The ratio of yeas to nays that is needed to decide the matter is something that will be decided in advance. If the Executive Branch feels like it needs to be unanimous, they can refuse any proposal for such a system until Congress agrees to make it require a unanimous vote on the part of the jury. (That said, I don’t believe that unanimity is a reasonable standard. This isn’t an inquest for a criminal conviction, it’s a review of whether Congress has reasonable evidence of criminal conduct sufficient to ask someone to testify.)
If the Federal government uses grand juries to solve the issue of politicization and corrupt use of office, for our everyday matters, and all three branches of government have accepted this practice and supported it in various ways then none of them have any argument to make that it’s not a reasonable mechanism for this use case as well.
(That all said, there is also an option of agreeing on some sort of arbitrator - if a grand jury is too much of a hassle to put together. But then you need to come up with a way for all parties to agree to the same arbitrator, and that seems more difficult to come to an agreement on before the mid-terms.)

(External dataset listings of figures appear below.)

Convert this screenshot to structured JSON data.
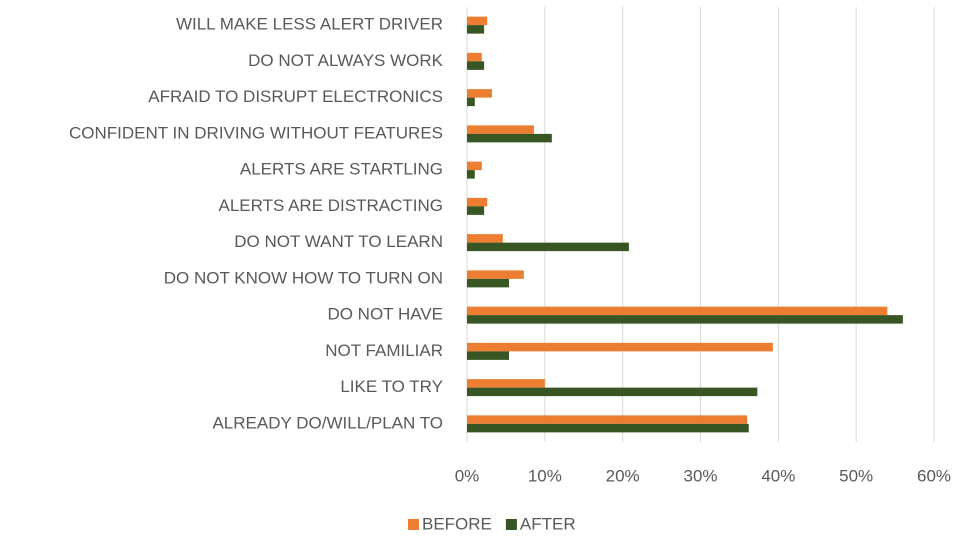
{
  "chart_data": {
    "type": "bar",
    "orientation": "horizontal",
    "categories": [
      "WILL MAKE LESS ALERT DRIVER",
      "DO NOT ALWAYS WORK",
      "AFRAID TO DISRUPT ELECTRONICS",
      "CONFIDENT IN DRIVING WITHOUT FEATURES",
      "ALERTS ARE STARTLING",
      "ALERTS ARE DISTRACTING",
      "DO NOT WANT TO LEARN",
      "DO NOT KNOW HOW TO TURN ON",
      "DO NOT HAVE",
      "NOT FAMILIAR",
      "LIKE TO TRY",
      "ALREADY DO/WILL/PLAN TO"
    ],
    "series": [
      {
        "name": "BEFORE",
        "color": "#ed7d31",
        "values": [
          2.6,
          1.9,
          3.2,
          8.6,
          1.9,
          2.6,
          4.6,
          7.3,
          54,
          39.3,
          10,
          36
        ]
      },
      {
        "name": "AFTER",
        "color": "#375623",
        "values": [
          2.2,
          2.2,
          1.0,
          10.9,
          1.0,
          2.2,
          20.8,
          5.4,
          56,
          5.4,
          37.3,
          36.2
        ]
      }
    ],
    "xlim": [
      0,
      60
    ],
    "xticks": [
      {
        "value": 0,
        "label": "0%"
      },
      {
        "value": 10,
        "label": "10%"
      },
      {
        "value": 20,
        "label": "20%"
      },
      {
        "value": 30,
        "label": "30%"
      },
      {
        "value": 40,
        "label": "40%"
      },
      {
        "value": 50,
        "label": "50%"
      },
      {
        "value": 60,
        "label": "60%"
      }
    ],
    "grid": true,
    "legend": "bottom"
  }
}
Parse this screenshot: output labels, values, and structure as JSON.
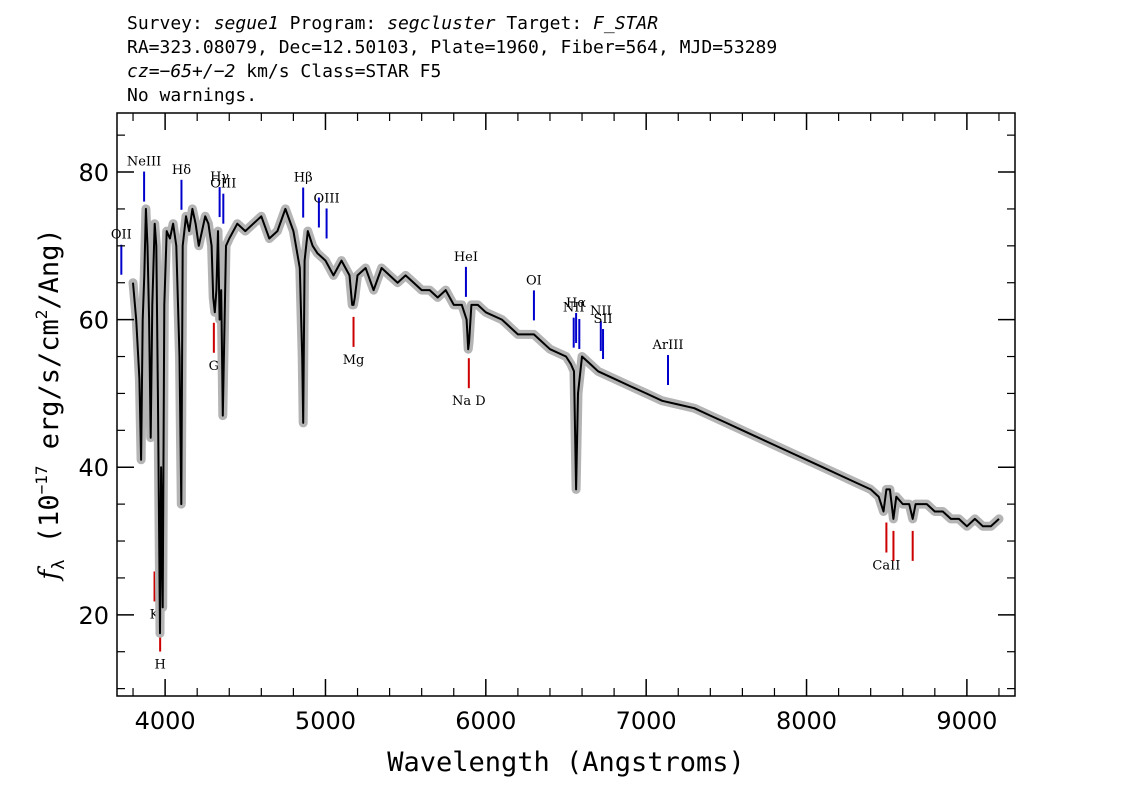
{
  "header": {
    "survey_label": "Survey: ",
    "survey": "segue1",
    "program_label": " Program: ",
    "program": "segcluster",
    "target_label": " Target: ",
    "target": "F_STAR",
    "line2": "RA=323.08079, Dec=12.50103, Plate=1960, Fiber=564, MJD=53289",
    "cz_label": "cz",
    "cz_value": "=−65+/−2",
    "cz_rest": " km/s Class=STAR F5",
    "line4": "No warnings."
  },
  "chart_data": {
    "type": "line",
    "xlabel": "Wavelength (Angstroms)",
    "ylabel": "f_λ (10^-17 erg/s/cm^2/Ang)",
    "xlim": [
      3700,
      9300
    ],
    "ylim": [
      9,
      88
    ],
    "x_ticks": [
      4000,
      5000,
      6000,
      7000,
      8000,
      9000
    ],
    "x_tick_labels": [
      "4000",
      "5000",
      "6000",
      "7000",
      "8000",
      "9000"
    ],
    "y_ticks": [
      20,
      40,
      60,
      80
    ],
    "y_tick_labels": [
      "20",
      "40",
      "60",
      "80"
    ],
    "grid": false,
    "colors": {
      "flux": "#000000",
      "error": "#b4b4b4",
      "emission": "#0000cc",
      "absorption": "#cc0000"
    },
    "series": [
      {
        "role": "flux",
        "x": [
          3800,
          3820,
          3840,
          3850,
          3860,
          3870,
          3880,
          3890,
          3900,
          3910,
          3920,
          3935,
          3945,
          3955,
          3968,
          3975,
          3985,
          3995,
          4010,
          4030,
          4050,
          4070,
          4090,
          4101,
          4110,
          4130,
          4150,
          4170,
          4190,
          4210,
          4230,
          4250,
          4270,
          4290,
          4300,
          4310,
          4320,
          4330,
          4340,
          4350,
          4360,
          4380,
          4400,
          4450,
          4500,
          4550,
          4600,
          4650,
          4700,
          4750,
          4800,
          4840,
          4855,
          4861,
          4870,
          4890,
          4920,
          4950,
          5000,
          5050,
          5100,
          5150,
          5167,
          5175,
          5183,
          5200,
          5250,
          5300,
          5350,
          5400,
          5450,
          5500,
          5550,
          5600,
          5650,
          5700,
          5750,
          5800,
          5850,
          5880,
          5890,
          5896,
          5910,
          5950,
          6000,
          6100,
          6200,
          6300,
          6400,
          6500,
          6530,
          6550,
          6563,
          6575,
          6600,
          6650,
          6700,
          6800,
          6900,
          7000,
          7100,
          7200,
          7300,
          7400,
          7500,
          7600,
          7700,
          7800,
          7900,
          8000,
          8100,
          8200,
          8300,
          8400,
          8450,
          8480,
          8498,
          8520,
          8542,
          8560,
          8600,
          8640,
          8662,
          8680,
          8700,
          8750,
          8800,
          8850,
          8900,
          8950,
          9000,
          9050,
          9100,
          9150,
          9200
        ],
        "y": [
          65,
          60,
          52,
          41,
          60,
          66,
          75,
          70,
          60,
          44,
          62,
          73,
          70,
          50,
          17.5,
          40,
          21,
          62,
          72,
          71,
          73,
          70,
          55,
          35,
          70,
          74,
          72,
          75,
          73,
          70,
          72,
          74,
          73,
          70,
          63,
          61,
          64,
          72,
          60,
          64,
          47,
          70,
          71,
          73,
          72,
          73,
          74,
          71,
          72,
          75,
          72,
          67,
          55,
          46,
          68,
          72,
          70,
          69,
          68,
          66,
          68,
          66,
          62,
          62,
          63,
          66,
          67,
          64,
          67,
          66,
          65,
          66,
          65,
          64,
          64,
          63,
          64,
          62,
          62,
          60,
          56,
          57,
          62,
          62,
          61,
          60,
          58,
          58,
          56,
          55,
          54,
          53,
          37,
          50,
          55,
          54,
          53,
          52,
          51,
          50,
          49,
          48.5,
          48,
          47,
          46,
          45,
          44,
          43,
          42,
          41,
          40,
          39,
          38,
          37,
          36,
          34,
          37,
          37,
          33,
          36,
          35,
          35,
          33,
          35,
          35,
          35,
          34,
          34,
          33,
          33,
          32,
          33,
          32,
          32,
          33
        ]
      }
    ],
    "emission_lines": [
      {
        "label": "OII",
        "wavelength": 3727
      },
      {
        "label": "NeIII",
        "wavelength": 3869
      },
      {
        "label": "Hδ",
        "wavelength": 4102
      },
      {
        "label": "Hγ",
        "wavelength": 4340
      },
      {
        "label": "OIII",
        "wavelength": 4363
      },
      {
        "label": "Hβ",
        "wavelength": 4861
      },
      {
        "label": "",
        "wavelength": 4959
      },
      {
        "label": "OIII",
        "wavelength": 5007
      },
      {
        "label": "HeI",
        "wavelength": 5876
      },
      {
        "label": "OI",
        "wavelength": 6300
      },
      {
        "label": "NII",
        "wavelength": 6548
      },
      {
        "label": "Hα",
        "wavelength": 6563
      },
      {
        "label": "",
        "wavelength": 6583
      },
      {
        "label": "NII",
        "wavelength": 6717
      },
      {
        "label": "SII",
        "wavelength": 6731
      },
      {
        "label": "ArIII",
        "wavelength": 7136
      }
    ],
    "absorption_lines": [
      {
        "label": "K",
        "wavelength": 3934
      },
      {
        "label": "H",
        "wavelength": 3969
      },
      {
        "label": "G",
        "wavelength": 4304
      },
      {
        "label": "Mg",
        "wavelength": 5175
      },
      {
        "label": "Na D",
        "wavelength": 5894
      },
      {
        "label": "CaII",
        "wavelength": 8498
      },
      {
        "label": "",
        "wavelength": 8542
      },
      {
        "label": "",
        "wavelength": 8662
      }
    ]
  }
}
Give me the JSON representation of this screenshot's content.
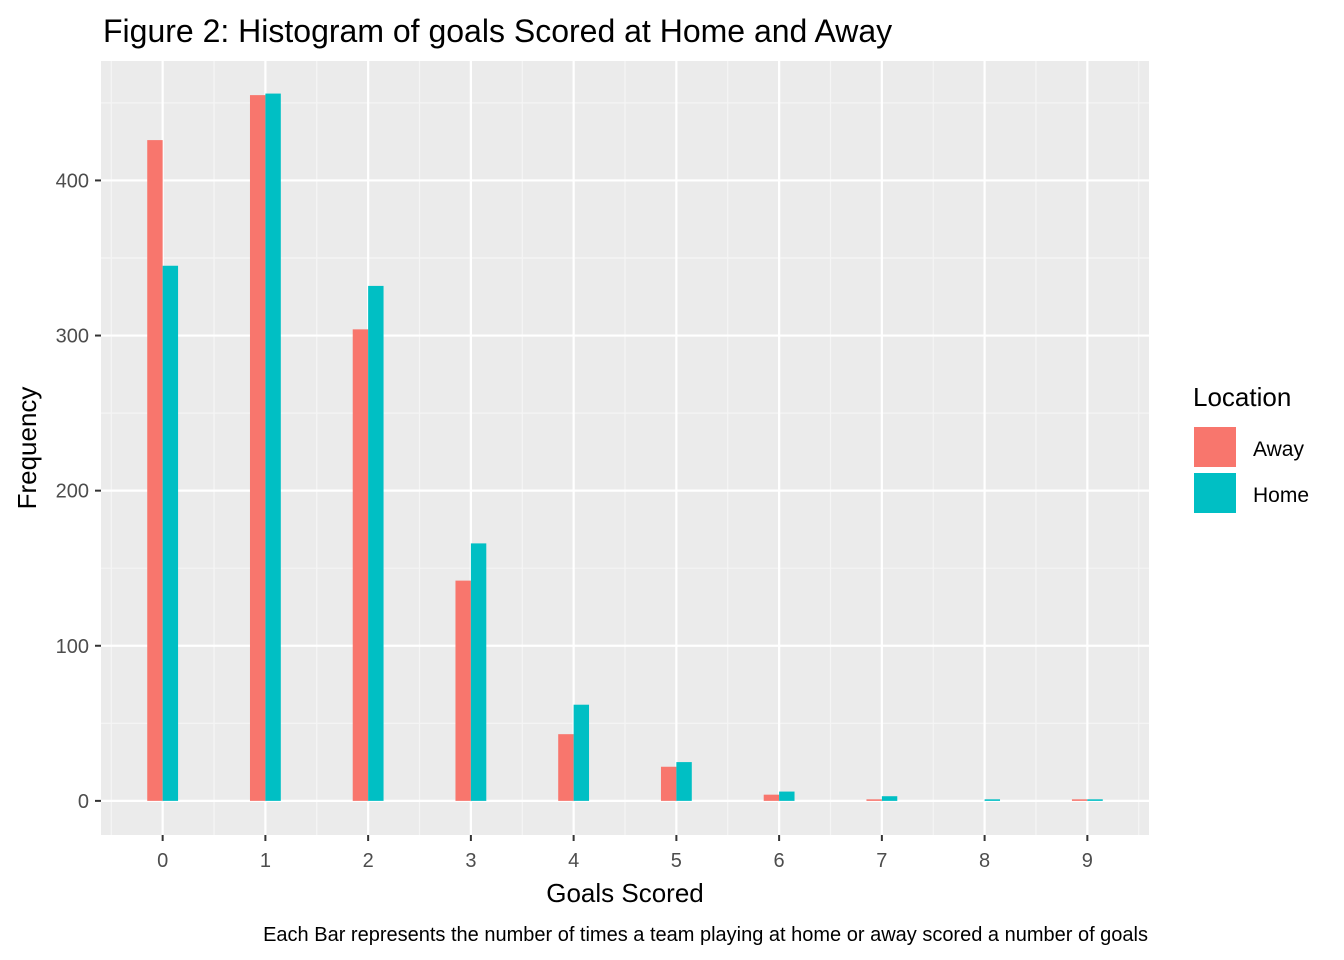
{
  "chart_data": {
    "type": "bar",
    "title": "Figure 2: Histogram of goals Scored at Home and Away",
    "xlabel": "Goals Scored",
    "ylabel": "Frequency",
    "caption": "Each Bar represents the number of times a team playing at home or away scored a number of goals",
    "xlim": [
      -0.6,
      9.6
    ],
    "ylim": [
      -22,
      477
    ],
    "x_ticks": [
      0,
      1,
      2,
      3,
      4,
      5,
      6,
      7,
      8,
      9
    ],
    "y_ticks": [
      0,
      100,
      200,
      300,
      400
    ],
    "legend": {
      "title": "Location",
      "position": "right"
    },
    "grid": true,
    "series": [
      {
        "name": "Away",
        "color": "#F8766D",
        "points": [
          {
            "x": 0,
            "y": 426
          },
          {
            "x": 1,
            "y": 455
          },
          {
            "x": 2,
            "y": 304
          },
          {
            "x": 3,
            "y": 142
          },
          {
            "x": 4,
            "y": 43
          },
          {
            "x": 5,
            "y": 22
          },
          {
            "x": 6,
            "y": 4
          },
          {
            "x": 7,
            "y": 1
          },
          {
            "x": 9,
            "y": 1
          }
        ]
      },
      {
        "name": "Home",
        "color": "#00BFC4",
        "points": [
          {
            "x": 0,
            "y": 345
          },
          {
            "x": 1,
            "y": 456
          },
          {
            "x": 2,
            "y": 332
          },
          {
            "x": 3,
            "y": 166
          },
          {
            "x": 4,
            "y": 62
          },
          {
            "x": 5,
            "y": 25
          },
          {
            "x": 6,
            "y": 6
          },
          {
            "x": 7,
            "y": 3
          },
          {
            "x": 8,
            "y": 1
          },
          {
            "x": 9,
            "y": 1
          }
        ]
      }
    ]
  }
}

In terms of enacting this arrangement, I would first say that I don’t believe that it’s absolutely necessary for this to be law. So far as the Constitution and the Supreme Court seem, generally, to be concerned it’s up to Congress and the White House, through their own negotiations and levers, to determine how to interface with one another. Both sides can, simply, make the agreement to go through this process and - so long as both sides are satisfied that the other is complying - then that system would be completely kosher without any formal law to support it. One might even suggest starting that way, to get a test run through before creating any hard rules around it.
That said, I’m not sure how you create the grand jury nor get a judge or someone to sit over the process without creating a law but, possibly, you could wing it by using the “subpoena powers” of Congress to force random people to come serve “jury duty” and ask for a judge to volunteer some time, of his own free will. (If no judges are willing to participate, that could be treated as sufficient evidence that Congress has insufficient basis to move forward.)
But, certainly, passing legislation to create this scheme would be more reasonable. It would also show that Biden was keen to “clean up” Washington. The White House has never willingly allowed criminal investigation of itself. If you claim that your predecessor was a crook but you never make any moves to support that then that casts suspicion on that claim. Either he wasn’t a crook or you want to also have access to all the cookie jars that he figured out how to steal from, first.